MSPs were also told the framing of trans people as a "threat" to women was reminiscent of attitudes towards gay men in the past. 

Stonewall Scotland director Colin Macfarlane said: "I think we have to be very careful in the public discourse around this that trans people are human beings, they are valid, they are not a threat to the wider public and some of the framing around this subject has been really unfortunate.”
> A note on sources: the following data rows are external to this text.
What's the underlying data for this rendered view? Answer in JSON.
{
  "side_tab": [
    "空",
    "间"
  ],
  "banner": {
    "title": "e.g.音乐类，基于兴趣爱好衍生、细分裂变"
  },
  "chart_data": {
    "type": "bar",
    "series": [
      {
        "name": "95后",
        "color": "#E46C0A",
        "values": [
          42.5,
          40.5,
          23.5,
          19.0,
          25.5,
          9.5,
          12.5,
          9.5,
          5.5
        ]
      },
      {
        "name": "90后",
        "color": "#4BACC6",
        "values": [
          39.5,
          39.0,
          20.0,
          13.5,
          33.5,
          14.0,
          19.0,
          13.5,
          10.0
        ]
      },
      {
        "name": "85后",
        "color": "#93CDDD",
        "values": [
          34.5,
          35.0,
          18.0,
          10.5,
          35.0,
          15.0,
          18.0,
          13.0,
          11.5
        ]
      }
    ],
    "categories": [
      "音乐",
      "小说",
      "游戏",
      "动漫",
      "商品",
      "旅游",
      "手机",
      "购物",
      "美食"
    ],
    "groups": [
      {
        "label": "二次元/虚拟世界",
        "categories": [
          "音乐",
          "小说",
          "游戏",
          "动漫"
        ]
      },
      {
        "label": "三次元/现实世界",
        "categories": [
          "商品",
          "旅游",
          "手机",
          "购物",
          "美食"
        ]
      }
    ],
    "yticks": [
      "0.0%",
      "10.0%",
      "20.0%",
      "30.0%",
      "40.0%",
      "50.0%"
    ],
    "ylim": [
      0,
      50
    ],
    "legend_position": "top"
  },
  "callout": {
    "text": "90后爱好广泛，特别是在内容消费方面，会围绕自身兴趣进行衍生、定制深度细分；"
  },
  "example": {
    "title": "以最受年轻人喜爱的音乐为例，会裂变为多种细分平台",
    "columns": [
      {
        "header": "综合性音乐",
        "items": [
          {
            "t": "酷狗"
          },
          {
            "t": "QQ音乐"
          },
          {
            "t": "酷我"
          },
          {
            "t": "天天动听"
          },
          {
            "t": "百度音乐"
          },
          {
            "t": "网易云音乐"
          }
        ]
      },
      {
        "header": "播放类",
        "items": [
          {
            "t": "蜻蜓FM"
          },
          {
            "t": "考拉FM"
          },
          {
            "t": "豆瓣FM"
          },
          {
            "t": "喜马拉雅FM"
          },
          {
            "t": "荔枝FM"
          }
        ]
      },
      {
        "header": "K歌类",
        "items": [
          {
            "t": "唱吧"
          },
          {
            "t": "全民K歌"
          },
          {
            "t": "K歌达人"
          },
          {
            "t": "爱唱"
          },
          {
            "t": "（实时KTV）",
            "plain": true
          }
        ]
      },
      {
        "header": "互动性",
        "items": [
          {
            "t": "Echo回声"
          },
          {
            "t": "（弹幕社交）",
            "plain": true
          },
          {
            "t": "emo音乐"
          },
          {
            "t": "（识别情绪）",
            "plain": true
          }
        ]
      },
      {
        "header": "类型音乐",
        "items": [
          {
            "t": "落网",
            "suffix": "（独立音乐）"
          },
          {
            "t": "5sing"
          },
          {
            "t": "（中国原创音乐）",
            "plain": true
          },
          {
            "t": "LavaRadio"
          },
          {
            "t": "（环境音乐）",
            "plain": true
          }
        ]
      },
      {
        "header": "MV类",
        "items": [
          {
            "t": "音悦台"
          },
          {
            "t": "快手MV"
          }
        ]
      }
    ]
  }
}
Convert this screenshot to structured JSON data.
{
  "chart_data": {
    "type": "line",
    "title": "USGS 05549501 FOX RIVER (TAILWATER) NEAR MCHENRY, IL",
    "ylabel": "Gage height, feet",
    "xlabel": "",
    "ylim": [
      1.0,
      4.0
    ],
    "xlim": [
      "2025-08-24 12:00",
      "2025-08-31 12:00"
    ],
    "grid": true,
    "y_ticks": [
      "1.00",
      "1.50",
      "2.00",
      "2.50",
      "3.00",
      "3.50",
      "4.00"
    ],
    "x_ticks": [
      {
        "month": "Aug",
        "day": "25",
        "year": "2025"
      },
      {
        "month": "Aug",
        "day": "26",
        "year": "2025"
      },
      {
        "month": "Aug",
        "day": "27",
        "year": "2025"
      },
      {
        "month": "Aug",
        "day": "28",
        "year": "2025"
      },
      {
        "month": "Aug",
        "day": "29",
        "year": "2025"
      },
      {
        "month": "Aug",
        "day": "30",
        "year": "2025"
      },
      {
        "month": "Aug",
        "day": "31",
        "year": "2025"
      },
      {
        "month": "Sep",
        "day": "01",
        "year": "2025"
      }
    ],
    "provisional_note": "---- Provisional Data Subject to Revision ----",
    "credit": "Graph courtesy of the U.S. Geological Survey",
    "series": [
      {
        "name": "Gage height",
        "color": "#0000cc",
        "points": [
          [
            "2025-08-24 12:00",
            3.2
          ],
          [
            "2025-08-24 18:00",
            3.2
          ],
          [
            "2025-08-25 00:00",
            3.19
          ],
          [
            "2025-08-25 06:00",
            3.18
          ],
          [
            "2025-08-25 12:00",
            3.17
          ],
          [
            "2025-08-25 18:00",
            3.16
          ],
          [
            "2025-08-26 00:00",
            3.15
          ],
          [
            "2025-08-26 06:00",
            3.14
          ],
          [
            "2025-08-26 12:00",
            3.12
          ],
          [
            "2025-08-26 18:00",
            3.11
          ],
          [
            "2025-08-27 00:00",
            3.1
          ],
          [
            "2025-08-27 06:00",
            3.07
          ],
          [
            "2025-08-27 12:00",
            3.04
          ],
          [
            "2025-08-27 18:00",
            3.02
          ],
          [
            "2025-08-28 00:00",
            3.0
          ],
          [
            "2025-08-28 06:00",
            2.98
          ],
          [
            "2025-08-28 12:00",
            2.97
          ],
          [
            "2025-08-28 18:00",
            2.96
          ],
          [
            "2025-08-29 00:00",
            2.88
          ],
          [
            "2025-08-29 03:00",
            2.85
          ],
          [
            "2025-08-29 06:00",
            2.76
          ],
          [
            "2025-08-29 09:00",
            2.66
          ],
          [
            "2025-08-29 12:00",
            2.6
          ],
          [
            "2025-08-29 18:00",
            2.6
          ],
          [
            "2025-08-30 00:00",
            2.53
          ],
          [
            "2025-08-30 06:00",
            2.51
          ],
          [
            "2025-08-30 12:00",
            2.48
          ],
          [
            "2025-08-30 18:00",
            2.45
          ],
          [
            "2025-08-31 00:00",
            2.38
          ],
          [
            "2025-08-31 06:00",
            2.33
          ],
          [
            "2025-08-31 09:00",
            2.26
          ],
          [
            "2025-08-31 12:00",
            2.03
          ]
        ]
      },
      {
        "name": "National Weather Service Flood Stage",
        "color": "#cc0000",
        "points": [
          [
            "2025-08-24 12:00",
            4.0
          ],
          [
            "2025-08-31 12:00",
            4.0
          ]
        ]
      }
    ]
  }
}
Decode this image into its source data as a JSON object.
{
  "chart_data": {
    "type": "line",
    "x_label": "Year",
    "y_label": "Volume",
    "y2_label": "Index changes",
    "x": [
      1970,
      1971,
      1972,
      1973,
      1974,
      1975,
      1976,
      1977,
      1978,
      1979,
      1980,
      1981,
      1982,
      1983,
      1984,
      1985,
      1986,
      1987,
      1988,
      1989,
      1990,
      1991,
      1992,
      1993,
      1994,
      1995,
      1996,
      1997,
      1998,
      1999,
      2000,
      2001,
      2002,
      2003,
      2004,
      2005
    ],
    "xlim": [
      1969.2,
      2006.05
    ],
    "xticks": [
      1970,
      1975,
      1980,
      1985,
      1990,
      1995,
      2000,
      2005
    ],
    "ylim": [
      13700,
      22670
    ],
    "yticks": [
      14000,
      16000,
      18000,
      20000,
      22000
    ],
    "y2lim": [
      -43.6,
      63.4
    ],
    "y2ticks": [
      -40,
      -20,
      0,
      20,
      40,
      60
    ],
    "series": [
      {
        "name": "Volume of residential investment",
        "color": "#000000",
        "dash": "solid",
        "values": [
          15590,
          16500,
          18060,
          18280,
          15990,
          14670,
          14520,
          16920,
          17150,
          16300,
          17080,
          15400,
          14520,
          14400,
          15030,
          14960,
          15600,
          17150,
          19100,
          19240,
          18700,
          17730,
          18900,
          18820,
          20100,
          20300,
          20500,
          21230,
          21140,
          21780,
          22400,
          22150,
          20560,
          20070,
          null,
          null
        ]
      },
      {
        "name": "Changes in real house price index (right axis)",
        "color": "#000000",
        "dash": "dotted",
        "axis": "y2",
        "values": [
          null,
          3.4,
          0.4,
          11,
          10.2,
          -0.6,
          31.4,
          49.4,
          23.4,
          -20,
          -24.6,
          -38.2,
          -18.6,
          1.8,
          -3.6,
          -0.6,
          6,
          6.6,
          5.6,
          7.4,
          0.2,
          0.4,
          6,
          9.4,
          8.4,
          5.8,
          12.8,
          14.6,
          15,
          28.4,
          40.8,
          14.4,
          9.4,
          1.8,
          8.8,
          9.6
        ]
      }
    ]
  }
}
Macfarlane, a gay man who came out in the late 1990s, added: “A lot of the discourse around this is reminiscent of the discourse around lesbian, gay and bi identities and particularly around gay men – that we were predatory, that we were somehow a threat to children, that we were a safeguarding risk, that there was something inherently dangerous about us."

The EHRC changed its position on gender recognition reform earlier this year, claiming the Government’s plans had not adequately taken into account the consideration of women’s sex-based rights and concerns about single-sex spaces.

Argentina and Malta passed ground-breaking gender self-ID laws in 2012 and 2015, respectively.

Currently, trans people in Scotland must be diagnosed with gender dysphoria and have lived in their gender for at least two years to obtain a gender recognition certificate or one can be obtained by having surgery to remove or add secondary sexual characteristics such as breasts or a penis.

The Scottish Government’s much-delayed bill would mean trans people could legally change their sex on documents without a medical diagnosis, and it would lower the age for doing so to 16.

The changes would also mean a trans person would only need to live in their gender for at least three months before applying rather than two years.